Alan Dix > HCI Education

big brother

SIGCHI Bulletin HCI Education column November 2000. bulletin (pdf)
I never thought it would happen. I've written some papers with weird titles. I've written some weird papers. But never, never, have I written about a game show.

Don't tell me you don't know which one I mean. The US version and the similar, even more popular, Survivor, has swept the US just as it swept Europe. In the UK, Big Brother has been in every newspaper, including a three page article in The Times, and even hit the TV news headlines. Oh, and did I forget to say, university staff common rooms. The concept is so successful that the producer of Survivor is even in the midst of negotiations for a space version 'Destination Mir'.

If you are in one of the few countries that hasn't had a Big Brother house, or if you really have been entirely secluding yourself from popular culture I'll explain briefly.

Big Brother is a television 'game show'. Ten contestants live in a house with no contact with the outside world, except for the occasional pronouncement from Big Brother's disembodied voice. Throughout the house every aspect of their lives is filmed by dozens of cameras, broadcast to the Big Brother web site and recorded for nightly highlights on the television. Once a week they nominate which of the others they'd like to evict. The most highly nominated housemates are then put up to public vote for eviction. The person left at the end gets £70,000 in the UK show ($500,000 in the US show).

In Survivor the contestants are evicted one by one from a Desert Island (fed to the sharks?). And in case you are wondering, the contestants of 'Destination Mir' will not be spaced one by one, but instead dropped from the cosmonaut training programme!

Big Brother builds on the popularity of web cams and the ubiquitous video surveillance of modern life. The two are very different. The former is based on personal control and choice, even when portraying people's most private moments (e.g. JennyCam), the latter conjures images of Orwell's vision of a state-controlled future from which the show gets its name. (I always find it strange that so many people proclaim that we have escaped Orwell's dystopia in '1984', but don't stop to think that we are living in the midst of Huxley's 'Brave New World').

Sometimes the show is termed a 'sociological experiment' and even has resident sociologists and psychologists commenting on the housemates' progress, but of course it is an experiment that no university ethics committee would countenance. Indeed, the German Lutheran church denounced the show for its dehumanising effects.

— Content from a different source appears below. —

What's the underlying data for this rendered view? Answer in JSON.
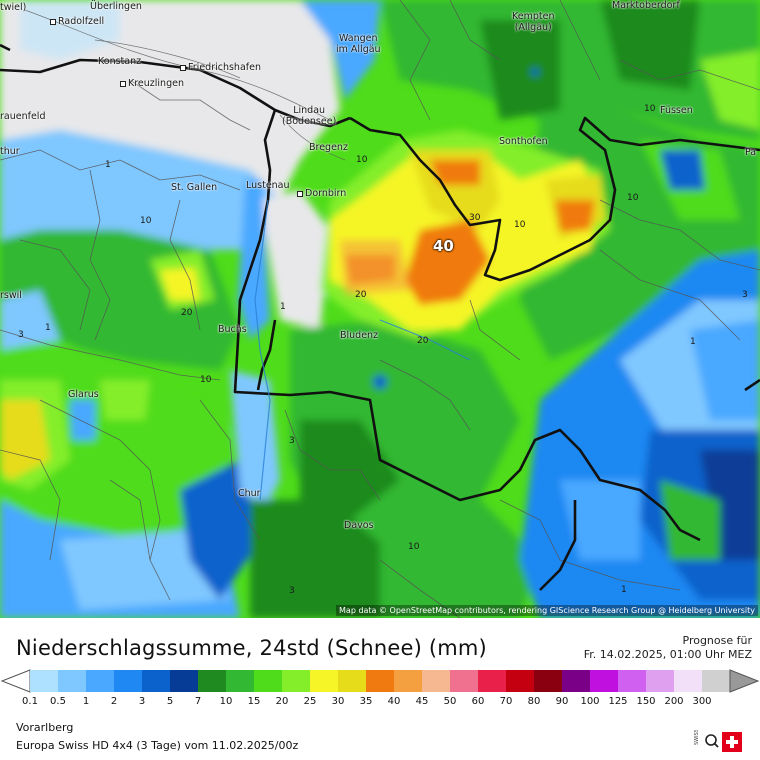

My CSCW and virtual/mixed reality courses include using video in office shares, increasing ubiquity of computing, wiring of the home, using recognition to personalise lived spaces, etc. Although I make comments on some of the ethical issues these raise, I certainly don't cover them in a systematic way. As the artefacts of HCI become more continuous with our day-to-day lives, the ethical issues, as in many sciences, begin to take centre stage. Perhaps examples from popular culture are better vehicles to explore these issues with students than more academically correct sources.

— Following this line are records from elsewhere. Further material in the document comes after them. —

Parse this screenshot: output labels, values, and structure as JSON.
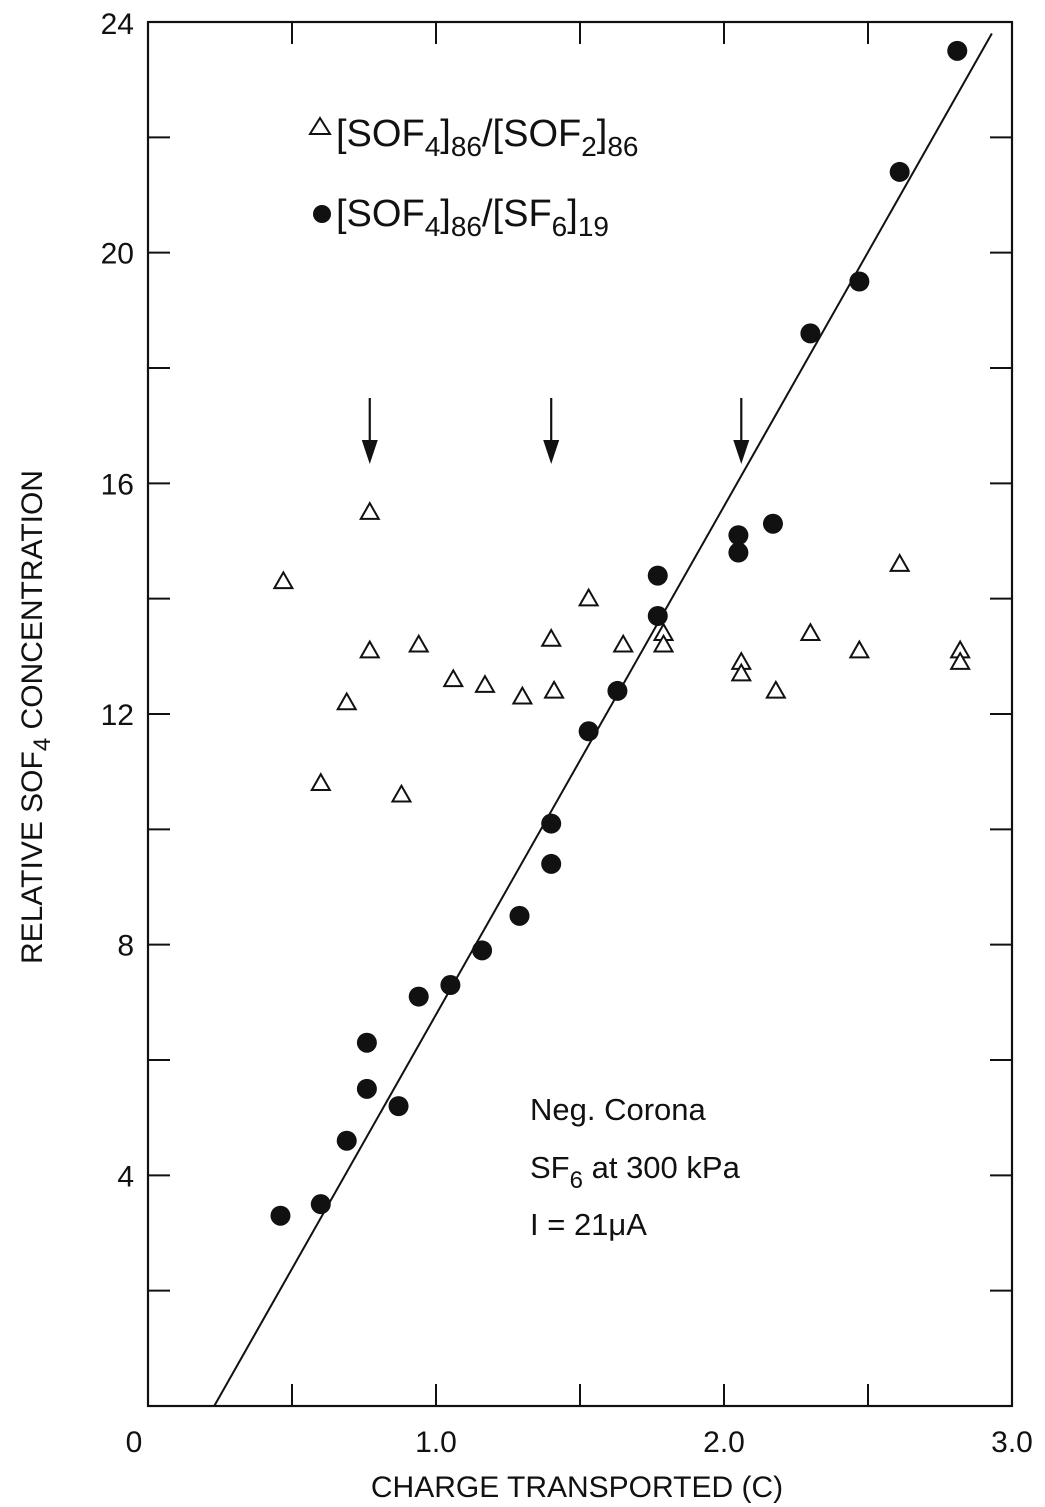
{
  "chart_data": {
    "type": "scatter",
    "title": "",
    "xlabel": "CHARGE TRANSPORTED (C)",
    "ylabel": {
      "main": "RELATIVE SOF",
      "sub": "4",
      "tail": " CONCENTRATION"
    },
    "xlim": [
      0,
      3.0
    ],
    "ylim": [
      0,
      24
    ],
    "x_ticks": [
      {
        "value": 0,
        "label": "0"
      },
      {
        "value": 1.0,
        "label": "1.0"
      },
      {
        "value": 2.0,
        "label": "2.0"
      },
      {
        "value": 3.0,
        "label": "3.0"
      }
    ],
    "y_ticks": [
      {
        "value": 4,
        "label": "4"
      },
      {
        "value": 8,
        "label": "8"
      },
      {
        "value": 12,
        "label": "12"
      },
      {
        "value": 16,
        "label": "16"
      },
      {
        "value": 20,
        "label": "20"
      },
      {
        "value": 24,
        "label": "24"
      }
    ],
    "x_minor_ticks": [
      0.5,
      1.5,
      2.5
    ],
    "y_minor_ticks": [
      2,
      6,
      10,
      14,
      18,
      22
    ],
    "series": [
      {
        "name": "[SOF4]86/[SOF2]86",
        "marker": "open-triangle",
        "points": [
          [
            0.47,
            14.3
          ],
          [
            0.6,
            10.8
          ],
          [
            0.69,
            12.2
          ],
          [
            0.77,
            15.5
          ],
          [
            0.77,
            13.1
          ],
          [
            0.88,
            10.6
          ],
          [
            0.94,
            13.2
          ],
          [
            1.06,
            12.6
          ],
          [
            1.17,
            12.5
          ],
          [
            1.3,
            12.3
          ],
          [
            1.4,
            13.3
          ],
          [
            1.41,
            12.4
          ],
          [
            1.53,
            14.0
          ],
          [
            1.65,
            13.2
          ],
          [
            1.79,
            13.4
          ],
          [
            1.79,
            13.2
          ],
          [
            2.06,
            12.9
          ],
          [
            2.06,
            12.7
          ],
          [
            2.18,
            12.4
          ],
          [
            2.3,
            13.4
          ],
          [
            2.47,
            13.1
          ],
          [
            2.61,
            14.6
          ],
          [
            2.82,
            13.1
          ],
          [
            2.82,
            12.9
          ]
        ]
      },
      {
        "name": "[SOF4]86/[SF6]19",
        "marker": "filled-circle",
        "points": [
          [
            0.46,
            3.3
          ],
          [
            0.6,
            3.5
          ],
          [
            0.69,
            4.6
          ],
          [
            0.76,
            5.5
          ],
          [
            0.76,
            6.3
          ],
          [
            0.87,
            5.2
          ],
          [
            0.94,
            7.1
          ],
          [
            1.05,
            7.3
          ],
          [
            1.16,
            7.9
          ],
          [
            1.29,
            8.5
          ],
          [
            1.4,
            9.4
          ],
          [
            1.4,
            10.1
          ],
          [
            1.53,
            11.7
          ],
          [
            1.63,
            12.4
          ],
          [
            1.77,
            13.7
          ],
          [
            1.77,
            14.4
          ],
          [
            2.05,
            14.8
          ],
          [
            2.05,
            15.1
          ],
          [
            2.17,
            15.3
          ],
          [
            2.3,
            18.6
          ],
          [
            2.47,
            19.5
          ],
          [
            2.61,
            21.4
          ],
          [
            2.81,
            23.5
          ]
        ]
      }
    ],
    "fit_line": [
      [
        0.23,
        0
      ],
      [
        2.93,
        23.8
      ]
    ],
    "arrows_x": [
      0.77,
      1.4,
      2.06
    ],
    "legend": {
      "position": "top-left",
      "entries": [
        {
          "marker": "open-triangle",
          "parts": [
            "[SOF",
            "4",
            "]",
            "86",
            "/[SOF",
            "2",
            "]",
            "86"
          ]
        },
        {
          "marker": "filled-circle",
          "parts": [
            "[SOF",
            "4",
            "]",
            "86",
            "/[SF",
            "6",
            "]",
            "19"
          ]
        }
      ]
    },
    "annotation": {
      "line1": "Neg. Corona",
      "line2_main": "SF",
      "line2_sub": "6",
      "line2_tail": " at 300 kPa",
      "line3": "I = 21μA"
    },
    "grid": false
  }
}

Thinking of the latter I recall knowing someone at Xerox EuroPARC (as it was then) during the days of their own video Big Brother experiments in the early '90s. There were two camps: the why-should-Is and the what-have-you-got-to-hides. Some years after, Victoria Bellotti (also involved in these experiments) gave a fine keynote at HCI'96 in London on issues of privacy (sadly no written record). Some years earlier, I was fascinated by the relationship between privacy and secrecy which sometimes are similar, but also can differ markedly (some things are less private when revealed together than when said alone). Victoria highlighted many examples of this: stills may invade our privacy more than moving video, public actions in large crowds feel more private than in small groups.

Ethics are important not just in what we teach, but in the teaching process. The biggest news in the UK Big Brother show was 'Nasty Nick'. One of the housemates, Nick, broke the rules of the show by attempting to influence the nomination process, and broke trust with his housemates by systematically lying to increase his popularity and slur the reputation of others. Breaking the rules … I've been part of various plagiarism investigations in HCI and other subjects (usually for coursework rather than examinations). I've never yet encountered a meticulous attempt to deceive, merely pathetic gestures by students who realise things are too much for them and their world is collapsing.

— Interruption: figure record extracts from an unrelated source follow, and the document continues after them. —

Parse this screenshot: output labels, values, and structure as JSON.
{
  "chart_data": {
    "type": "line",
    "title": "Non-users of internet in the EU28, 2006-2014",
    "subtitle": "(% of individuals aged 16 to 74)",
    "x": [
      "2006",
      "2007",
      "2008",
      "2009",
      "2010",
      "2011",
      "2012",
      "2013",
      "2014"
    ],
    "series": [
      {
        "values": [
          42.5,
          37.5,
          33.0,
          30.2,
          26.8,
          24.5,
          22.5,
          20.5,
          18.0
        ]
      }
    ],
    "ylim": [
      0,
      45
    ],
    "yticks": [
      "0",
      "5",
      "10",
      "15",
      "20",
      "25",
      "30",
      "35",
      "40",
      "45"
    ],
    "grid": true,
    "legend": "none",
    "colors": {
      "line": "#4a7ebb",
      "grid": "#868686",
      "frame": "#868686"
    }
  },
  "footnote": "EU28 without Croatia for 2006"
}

When Nick was discovered and challenged he pointed to the competition and pressures of his education at Gordonstoun, a prestigious 'Public School' (which in the UK means private and fee paying). It reminded me also of Nick Leeson. Trained to succeed no matter what the personal cost and no matter who gets hurt in the process. The only mistake is being found out.

Look carefully at your courses and institutions. Do they encourage cooperation and professionalism, or heedless competition? Do I train the Nicks of tomorrow in my classes?